Wind power has become an indispensable part of renewable energy development in various countries. Due to the high cost and complex structure of wind turbines, it is important to design a method that can quickly and effectively determine the structural health of the generator set. This research proposes a method that could determine structural damage or weaknesses in the blades at an early stage via a model to monitor the sound of the wind turbine blades, so as to reduce the quantity of labor required and frequency of regular maintenance, and to repair the damage rapidly in the future. This study used the operating sounds of normal and abnormal blades as a dataset. The model used discrete wavelet transform (DWT) to decompose the sound into different frequency components, performed feature extraction in a statistical measure, and combined with outlier exposure technique to train a deep neural network model that could capture abnormal values deviating from the normal samples.
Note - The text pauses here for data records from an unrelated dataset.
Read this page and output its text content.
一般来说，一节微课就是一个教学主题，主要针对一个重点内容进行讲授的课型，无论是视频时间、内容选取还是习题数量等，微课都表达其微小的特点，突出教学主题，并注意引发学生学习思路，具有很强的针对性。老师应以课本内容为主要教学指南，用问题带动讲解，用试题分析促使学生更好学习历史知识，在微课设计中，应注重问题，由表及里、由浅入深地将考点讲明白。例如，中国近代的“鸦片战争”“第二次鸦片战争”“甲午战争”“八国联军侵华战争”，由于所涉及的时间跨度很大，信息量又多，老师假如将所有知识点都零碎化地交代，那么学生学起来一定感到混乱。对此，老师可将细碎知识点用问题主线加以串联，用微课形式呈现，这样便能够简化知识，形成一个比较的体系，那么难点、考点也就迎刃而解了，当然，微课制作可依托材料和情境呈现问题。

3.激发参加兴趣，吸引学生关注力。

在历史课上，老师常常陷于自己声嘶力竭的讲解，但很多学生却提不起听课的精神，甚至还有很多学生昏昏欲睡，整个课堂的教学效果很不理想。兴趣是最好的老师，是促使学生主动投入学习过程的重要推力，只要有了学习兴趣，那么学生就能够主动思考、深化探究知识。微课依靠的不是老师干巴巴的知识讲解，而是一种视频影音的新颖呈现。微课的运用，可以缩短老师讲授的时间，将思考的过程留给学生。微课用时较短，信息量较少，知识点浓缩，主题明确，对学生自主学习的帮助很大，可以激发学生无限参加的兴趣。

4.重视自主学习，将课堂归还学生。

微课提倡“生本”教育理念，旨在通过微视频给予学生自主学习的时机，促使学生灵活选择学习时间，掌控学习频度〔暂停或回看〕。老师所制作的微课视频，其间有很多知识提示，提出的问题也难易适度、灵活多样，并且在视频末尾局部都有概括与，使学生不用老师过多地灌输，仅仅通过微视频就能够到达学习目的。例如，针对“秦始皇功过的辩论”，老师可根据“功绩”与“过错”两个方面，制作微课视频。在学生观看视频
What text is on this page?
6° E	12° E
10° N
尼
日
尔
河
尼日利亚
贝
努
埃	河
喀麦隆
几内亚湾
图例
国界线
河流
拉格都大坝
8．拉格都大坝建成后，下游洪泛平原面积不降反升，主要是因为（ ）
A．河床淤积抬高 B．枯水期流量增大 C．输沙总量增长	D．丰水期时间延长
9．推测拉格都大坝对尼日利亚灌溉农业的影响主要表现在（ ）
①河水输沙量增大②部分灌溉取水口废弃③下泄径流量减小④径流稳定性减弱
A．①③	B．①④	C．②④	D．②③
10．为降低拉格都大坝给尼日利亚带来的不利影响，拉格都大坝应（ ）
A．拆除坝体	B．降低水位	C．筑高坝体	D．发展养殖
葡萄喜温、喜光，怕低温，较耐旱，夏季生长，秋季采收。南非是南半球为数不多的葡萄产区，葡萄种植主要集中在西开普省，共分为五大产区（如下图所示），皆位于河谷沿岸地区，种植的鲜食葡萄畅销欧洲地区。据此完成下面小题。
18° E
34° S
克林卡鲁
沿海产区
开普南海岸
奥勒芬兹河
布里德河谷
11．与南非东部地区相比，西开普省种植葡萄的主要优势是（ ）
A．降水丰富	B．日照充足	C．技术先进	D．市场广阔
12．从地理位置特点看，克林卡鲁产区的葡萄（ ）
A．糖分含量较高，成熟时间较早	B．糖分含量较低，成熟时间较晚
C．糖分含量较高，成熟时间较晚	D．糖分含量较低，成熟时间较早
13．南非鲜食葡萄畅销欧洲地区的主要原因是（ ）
In addition, this paper observed that the performance of the monitoring model on the MIMII dataset was also better than the anomaly detection models proposed by other papers.

Suggested Citation

  • Jong-Yih Kuo & Shang-Yi You & Hui-Chi Lin & Chao-Yang Hsu & Baiying Lei, 2022. "Constructing Condition Monitoring Model of Wind Turbine Blades," Mathematics, MDPI, vol. 10(6), pages 1-13, March.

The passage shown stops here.